Non sono noti i dati essenziali della sua biografia, né è possibile ricostruire i suoi studi o le fasi della sua formazione letteraria. Sappiamo soltanto che fu iscritto all'Accademia degli Oziosi, mentre si desume dalle dediche delle sue raccolte e da quelle di singoli componimenti il prestigio sociale goduto dal poeta, legato a figure eminenti del mondo napoletano, a letterati locali, come G. Manso - il biografo di T. Tasso - e ad artisti forestieri, come la pittrice A. Gentileschi, che a Napoli soggiornò tra il 1630 e il 1637.

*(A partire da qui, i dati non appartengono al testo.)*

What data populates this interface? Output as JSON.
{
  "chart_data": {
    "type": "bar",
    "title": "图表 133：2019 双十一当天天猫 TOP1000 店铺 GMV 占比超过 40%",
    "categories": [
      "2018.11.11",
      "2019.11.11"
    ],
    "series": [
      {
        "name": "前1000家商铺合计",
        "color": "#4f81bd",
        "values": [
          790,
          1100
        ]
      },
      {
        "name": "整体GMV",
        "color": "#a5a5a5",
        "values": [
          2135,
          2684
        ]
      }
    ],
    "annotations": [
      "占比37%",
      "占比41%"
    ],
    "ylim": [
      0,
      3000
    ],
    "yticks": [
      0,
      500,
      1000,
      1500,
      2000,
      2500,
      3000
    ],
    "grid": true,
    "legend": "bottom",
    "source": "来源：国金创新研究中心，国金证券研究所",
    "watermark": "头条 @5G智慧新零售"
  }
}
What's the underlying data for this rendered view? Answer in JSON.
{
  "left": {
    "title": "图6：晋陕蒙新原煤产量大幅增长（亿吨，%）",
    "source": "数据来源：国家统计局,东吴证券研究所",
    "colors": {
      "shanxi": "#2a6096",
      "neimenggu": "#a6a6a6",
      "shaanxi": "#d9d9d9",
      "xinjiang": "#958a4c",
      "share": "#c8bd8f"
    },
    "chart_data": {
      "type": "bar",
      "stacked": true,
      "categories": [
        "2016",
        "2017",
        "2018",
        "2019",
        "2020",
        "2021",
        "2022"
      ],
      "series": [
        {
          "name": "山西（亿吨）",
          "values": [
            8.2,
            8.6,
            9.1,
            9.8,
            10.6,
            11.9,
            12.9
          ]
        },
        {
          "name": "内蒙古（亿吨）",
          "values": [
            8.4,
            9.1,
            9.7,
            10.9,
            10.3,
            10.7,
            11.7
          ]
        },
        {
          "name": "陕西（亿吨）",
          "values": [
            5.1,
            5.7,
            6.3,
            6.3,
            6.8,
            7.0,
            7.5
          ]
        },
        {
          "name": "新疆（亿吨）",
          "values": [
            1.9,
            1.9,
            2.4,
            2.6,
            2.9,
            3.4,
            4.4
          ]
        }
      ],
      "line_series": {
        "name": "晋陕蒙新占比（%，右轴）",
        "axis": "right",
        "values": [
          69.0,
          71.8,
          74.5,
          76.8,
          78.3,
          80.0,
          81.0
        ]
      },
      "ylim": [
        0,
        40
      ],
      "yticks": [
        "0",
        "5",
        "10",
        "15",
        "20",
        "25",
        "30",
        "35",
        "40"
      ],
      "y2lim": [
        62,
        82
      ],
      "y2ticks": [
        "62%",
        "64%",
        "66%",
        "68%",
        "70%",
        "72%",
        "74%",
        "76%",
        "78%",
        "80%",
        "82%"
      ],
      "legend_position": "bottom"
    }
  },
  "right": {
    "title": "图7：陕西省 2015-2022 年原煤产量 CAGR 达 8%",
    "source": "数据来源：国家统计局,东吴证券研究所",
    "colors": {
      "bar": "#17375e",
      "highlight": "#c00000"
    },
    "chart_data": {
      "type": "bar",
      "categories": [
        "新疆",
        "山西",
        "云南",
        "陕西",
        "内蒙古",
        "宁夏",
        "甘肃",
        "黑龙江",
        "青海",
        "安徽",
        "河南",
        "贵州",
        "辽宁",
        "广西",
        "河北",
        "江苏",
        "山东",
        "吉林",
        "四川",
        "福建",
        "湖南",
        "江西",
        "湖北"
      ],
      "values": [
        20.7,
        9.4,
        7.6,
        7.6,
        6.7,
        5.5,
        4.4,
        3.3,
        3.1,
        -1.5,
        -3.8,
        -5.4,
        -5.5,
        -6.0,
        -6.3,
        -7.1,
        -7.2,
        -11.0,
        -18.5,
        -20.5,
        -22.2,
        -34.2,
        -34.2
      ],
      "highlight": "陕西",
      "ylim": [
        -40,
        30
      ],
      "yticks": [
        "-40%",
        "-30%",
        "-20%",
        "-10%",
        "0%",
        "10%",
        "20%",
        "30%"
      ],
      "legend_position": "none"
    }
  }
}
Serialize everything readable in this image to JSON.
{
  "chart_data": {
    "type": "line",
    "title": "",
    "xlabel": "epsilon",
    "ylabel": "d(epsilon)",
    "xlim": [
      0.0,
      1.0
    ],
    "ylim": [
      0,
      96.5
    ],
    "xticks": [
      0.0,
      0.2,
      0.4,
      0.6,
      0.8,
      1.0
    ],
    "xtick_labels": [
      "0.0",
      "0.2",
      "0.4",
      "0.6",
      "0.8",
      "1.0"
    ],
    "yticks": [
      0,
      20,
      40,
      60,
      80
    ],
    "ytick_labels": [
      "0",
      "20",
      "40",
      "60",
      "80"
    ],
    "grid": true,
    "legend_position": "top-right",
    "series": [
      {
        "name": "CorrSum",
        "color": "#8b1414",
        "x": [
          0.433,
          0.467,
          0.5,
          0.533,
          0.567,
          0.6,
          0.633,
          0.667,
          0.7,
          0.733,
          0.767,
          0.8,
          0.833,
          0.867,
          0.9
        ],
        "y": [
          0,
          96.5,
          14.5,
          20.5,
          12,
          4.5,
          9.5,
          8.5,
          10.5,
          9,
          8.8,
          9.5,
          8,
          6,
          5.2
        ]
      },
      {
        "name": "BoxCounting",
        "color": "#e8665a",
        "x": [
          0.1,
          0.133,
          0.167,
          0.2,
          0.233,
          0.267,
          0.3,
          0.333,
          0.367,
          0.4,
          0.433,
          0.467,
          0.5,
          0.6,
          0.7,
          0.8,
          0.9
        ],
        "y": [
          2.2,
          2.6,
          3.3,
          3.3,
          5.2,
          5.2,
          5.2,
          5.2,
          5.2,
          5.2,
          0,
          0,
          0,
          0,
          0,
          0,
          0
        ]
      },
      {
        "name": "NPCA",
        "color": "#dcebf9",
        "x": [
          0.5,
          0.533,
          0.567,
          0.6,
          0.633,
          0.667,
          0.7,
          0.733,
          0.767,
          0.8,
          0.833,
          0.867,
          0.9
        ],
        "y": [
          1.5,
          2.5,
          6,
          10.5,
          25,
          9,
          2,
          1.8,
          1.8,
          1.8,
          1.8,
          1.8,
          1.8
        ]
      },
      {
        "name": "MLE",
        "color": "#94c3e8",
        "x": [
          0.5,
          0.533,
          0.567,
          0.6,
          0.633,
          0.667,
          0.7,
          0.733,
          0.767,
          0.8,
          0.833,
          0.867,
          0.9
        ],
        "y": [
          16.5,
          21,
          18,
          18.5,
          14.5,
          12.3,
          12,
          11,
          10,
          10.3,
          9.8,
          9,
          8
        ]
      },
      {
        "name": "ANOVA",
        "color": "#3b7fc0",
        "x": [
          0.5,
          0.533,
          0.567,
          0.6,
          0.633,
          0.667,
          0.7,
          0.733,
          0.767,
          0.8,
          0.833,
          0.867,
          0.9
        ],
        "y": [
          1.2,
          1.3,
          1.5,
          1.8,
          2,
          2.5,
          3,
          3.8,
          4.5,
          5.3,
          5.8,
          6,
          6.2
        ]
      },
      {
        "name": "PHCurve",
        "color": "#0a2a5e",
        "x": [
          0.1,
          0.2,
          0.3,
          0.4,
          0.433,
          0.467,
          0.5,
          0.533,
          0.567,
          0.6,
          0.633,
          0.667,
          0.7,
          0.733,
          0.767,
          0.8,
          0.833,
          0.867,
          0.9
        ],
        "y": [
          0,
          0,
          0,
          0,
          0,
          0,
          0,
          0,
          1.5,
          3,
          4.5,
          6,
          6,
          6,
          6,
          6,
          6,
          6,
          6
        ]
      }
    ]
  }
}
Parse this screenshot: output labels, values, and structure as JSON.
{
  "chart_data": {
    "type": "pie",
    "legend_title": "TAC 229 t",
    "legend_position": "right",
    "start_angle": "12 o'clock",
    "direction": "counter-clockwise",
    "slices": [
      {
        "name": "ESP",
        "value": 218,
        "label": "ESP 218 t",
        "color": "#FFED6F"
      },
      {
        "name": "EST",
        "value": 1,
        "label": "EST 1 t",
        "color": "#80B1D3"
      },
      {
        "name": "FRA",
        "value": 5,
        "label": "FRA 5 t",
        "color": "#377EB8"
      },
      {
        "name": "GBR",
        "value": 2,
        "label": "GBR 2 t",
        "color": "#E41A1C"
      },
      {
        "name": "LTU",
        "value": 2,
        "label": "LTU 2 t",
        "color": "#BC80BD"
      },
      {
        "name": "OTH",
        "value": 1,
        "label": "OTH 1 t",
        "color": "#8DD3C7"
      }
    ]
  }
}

Tutto l'universo del F. si può perciò cogliere solo nei suoi versi riuniti in tre raccolte: Ode (Bologna 1633, poi Napoli 1638), Nove cieli (Napoli 1640), Elegie (ibid. 1645, pubblicata postuma). Proprio per la vicinanza temporale dei tre volumi non si può rinvenire una linea di sviluppo nell'arte del F., che ai suoi esordi fu attratto dalla forma dignitosa dell'ode, come appare nella prima composizione a stampa pervenutaci, L'incendio rinovato del Vesuvio (Napoli 1632), e nella raccolta intitolata appunto a questa forma strofica.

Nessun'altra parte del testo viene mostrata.